Kodama is a professor of engineering at Osaka University. He studied electrical engineering and science at Osaka University, earning his PhD degree in 1990. He was a visiting researcher at Clarendon Laboratory, Oxford University and Central Laser Facility, Rutherford Appleton in UK from 1990 to 1992, when he joined Osaka University’s Institute of Laser Engineering. He is now exploring high energy density science in methods of introducing a plasma photonics concept to control intense light and high energy density charged particles.
Norreys started his study of laser-plasma interaction physics at Royal Hollow College, University of London. After obtaining his PhD in 1988, he was awarded a JSPS post-doctoral fellowship at the Institute of Laser Engineering at Osaka University, Japan. He took up a position at the Rutherford Appleton Laboratory upon his return to the UK in 1990. He has held a number of UK research council grants that have investigated high intensity laser-plasma interaction physics relevant to fast ignition of fusion targets. He has led the Physics Group at the Central Laser Facility since 2001, and is currently a visiting professor of physics at the Blackett Laboratory, Imperial College London.
Tabak received his PhD from the University of California, Berkeley in 1975 in experimental high energy physics. He followed this work with post-doctoral training in elementary particles at the Weizmann Institute of Science and at Carnegie Mellon University. Since 1980, Tabak has been associated with Lawrence Livermore National Laboratory and is now a group leader in the Defense and Nuclear Technology Department as well as Associate Program Leader for Inertial Fusion Target Design in the Fusion Energy Program. His current research involves designing optimized implosion systems and reducing ignition laser requirements for Fast Ignition.
Tanaka finished his PhD at the Laboratory for Laser Energetics, University of Rochester in 1982. He stayed at the University of Rochester for three years and then he joined the faculty at Osaka University. His major interests include fast ignition, laser plasma interactions, and equations of state.

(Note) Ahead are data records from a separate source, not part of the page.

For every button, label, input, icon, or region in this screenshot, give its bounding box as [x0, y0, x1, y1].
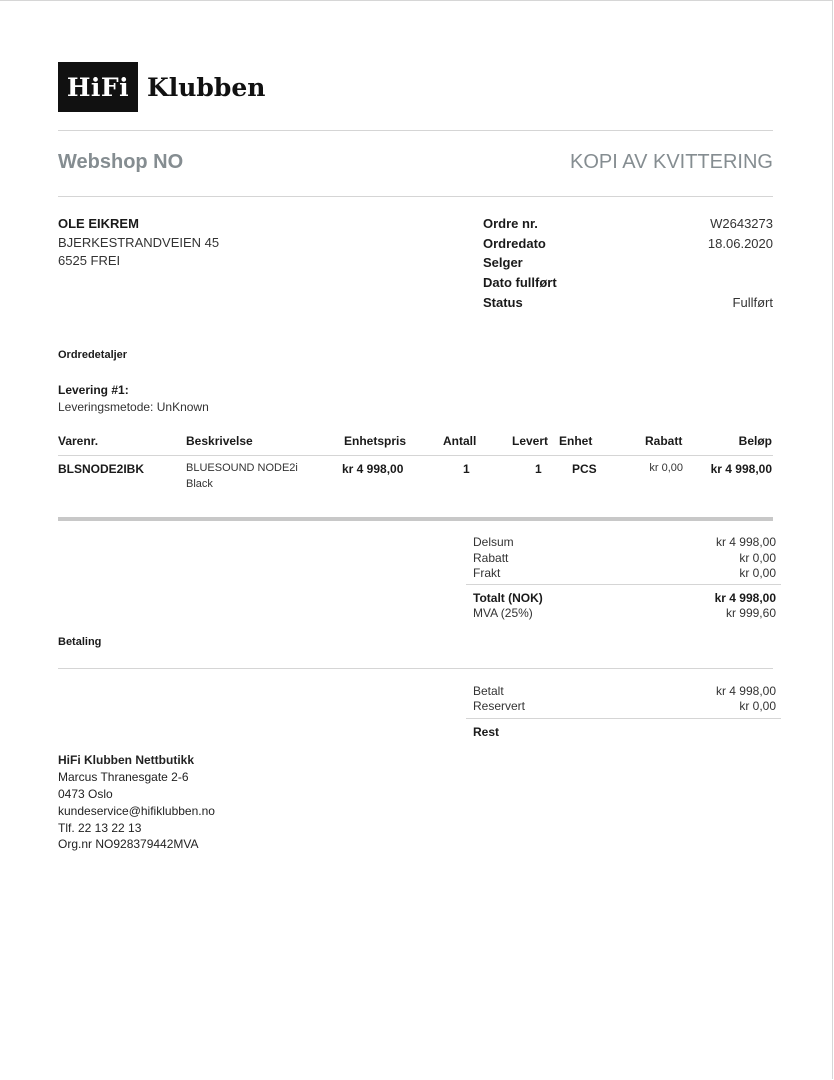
- receipt-title: KOPI AV KVITTERING: [569, 151, 773, 173]
- logo-wordmark: Klubben: [147, 72, 266, 102]
- footer-company: HiFi Klubben Nettbutikk: [58, 753, 194, 767]
- paid-label: Betalt: [473, 684, 504, 698]
- status-label: Status: [483, 295, 523, 310]
- shipping-value: kr 0,00: [739, 566, 776, 580]
- totals-rule: [466, 584, 781, 585]
- col-header-quantity: Antall: [443, 434, 477, 448]
- reserved-label: Reservert: [473, 699, 526, 713]
- status-value: Fullført: [732, 295, 773, 310]
- order-date-value: 18.06.2020: [707, 236, 773, 251]
- hifi-klubben-logo: [58, 62, 265, 112]
- shop-name: Webshop NO: [58, 151, 184, 173]
- footer-phone: Tlf. 22 13 22 13: [58, 821, 142, 835]
- order-details-title: Ordredetaljer: [58, 349, 128, 361]
- reserved-value: kr 0,00: [739, 699, 776, 713]
- shipping-label: Frakt: [473, 566, 501, 580]
- grand-total-value: kr 4 998,00: [714, 591, 776, 605]
- remaining-label: Rest: [473, 725, 500, 739]
- discount-total-label: Rabatt: [473, 551, 509, 565]
- payment-title: Betaling: [58, 636, 102, 648]
- row-quantity: 1: [463, 462, 470, 476]
- col-header-unit: Enhet: [559, 434, 593, 448]
- table-header-rule: [58, 455, 773, 456]
- row-sku: BLSNODE2IBK: [58, 462, 145, 476]
- row-unit-price: kr 4 998,00: [342, 462, 404, 476]
- row-amount: kr 4 998,00: [710, 462, 772, 476]
- payment-rule: [58, 668, 773, 669]
- order-date-label: Ordredato: [483, 236, 546, 251]
- discount-total-value: kr 0,00: [739, 551, 776, 565]
- vat-value: kr 999,60: [725, 606, 776, 620]
- subtotal-value: kr 4 998,00: [715, 535, 776, 549]
- row-description-line2: Black: [186, 478, 213, 490]
- divider-header: [58, 196, 773, 197]
- payment-totals-rule: [466, 718, 781, 719]
- row-delivered: 1: [535, 462, 542, 476]
- logo-box: HiFi: [58, 62, 138, 112]
- footer-city: 0473 Oslo: [58, 787, 113, 801]
- col-header-description: Beskrivelse: [186, 434, 253, 448]
- order-number-label: Ordre nr.: [483, 216, 538, 231]
- row-description-line1: BLUESOUND NODE2i: [186, 462, 298, 474]
- seller-label: Selger: [483, 255, 523, 270]
- footer-email: kundeservice@hifiklubben.no: [58, 804, 215, 818]
- col-header-sku: Varenr.: [58, 434, 99, 448]
- table-bottom-rule: [58, 517, 773, 521]
- grand-total-label: Totalt (NOK): [473, 591, 543, 605]
- footer-org-number: Org.nr NO928379442MVA: [58, 837, 199, 851]
- subtotal-label: Delsum: [473, 535, 514, 549]
- row-unit: PCS: [572, 462, 597, 476]
- customer-name: OLE EIKREM: [58, 216, 139, 231]
- row-discount: kr 0,00: [649, 462, 683, 474]
- completed-date-label: Dato fullført: [483, 275, 557, 290]
- vat-label: MVA (25%): [473, 606, 533, 620]
- col-header-unit-price: Enhetspris: [344, 434, 407, 448]
- order-number-value: W2643273: [710, 216, 773, 231]
- paid-value: kr 4 998,00: [715, 684, 776, 698]
- customer-address: BJERKESTRANDVEIEN 45: [58, 235, 220, 250]
- col-header-amount: Beløp: [738, 434, 772, 448]
- customer-postal: 6525 FREI: [58, 253, 121, 268]
- col-header-delivered: Levert: [512, 434, 549, 448]
- divider-top: [58, 130, 773, 131]
- delivery-method: Leveringsmetode: UnKnown: [58, 400, 209, 414]
- col-header-discount: Rabatt: [645, 434, 683, 448]
- delivery-title: Levering #1:: [58, 383, 129, 397]
- footer-street: Marcus Thranesgate 2-6: [58, 770, 189, 784]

He reported the first deuterium fuel implosion using foam spherical shells and fast ignition integral experiments as invited talks at the APS.
Cameron Geddes, Lawrence Berkeley National Laboratory
Citation: “For experimental and computational studies of channel-guided laser wakefield accelerators.”
Geddes is a physicist in the LOASIS program at Lawrence Berkeley National Laboratory, where he works on laser-driven particle acceleration and intense laser-matter interaction. He received his PhD in physics in 2005 from the University of California, Berkeley. His thesis work demonstrated the first laser-driven accelerator in which the laser pulse propagation was controlled by a pre-formed plasma channel, resulting in production of mono-energetic beams for the first time in a laser wakefield accelerator.
Thomas Lundgren, University of Minnesota
Citation: “For his insightful theoretical contributions to numerous areas of fluid mechanics, most notably in the fields of turbulence and vortex dynamics.”
Biographical information unavailable at press time.
Eric Lauga, MIT
Citation: “For his dissertation, ‘Slip, Swim, Mix, Pack: Fluid Mechanics at the Micron Scale,’ a treatment of slip and mixing relevant to micron-scale geometries, swimming of micro-organisms, and self-assembly of colloidal particles.”
Lauga received an undergraduate degree from the Ecole Polytechnique in France in 1998, and then joined the Corps de Mines program at the Ecole des Mines in Paris, during which he spent a year at the University of California, San Diego. After receiving the French equivalent of a master’s degree from the University of Paris IV, he went on to earn his PhD in 2005 from Harvard University. His thesis work concerned theoretical investigations of flow behavior at the micron scale. He is currently an assistant professor of applied mathematics at MIT, focusing on problems in biofluid mechanics and microfluidics.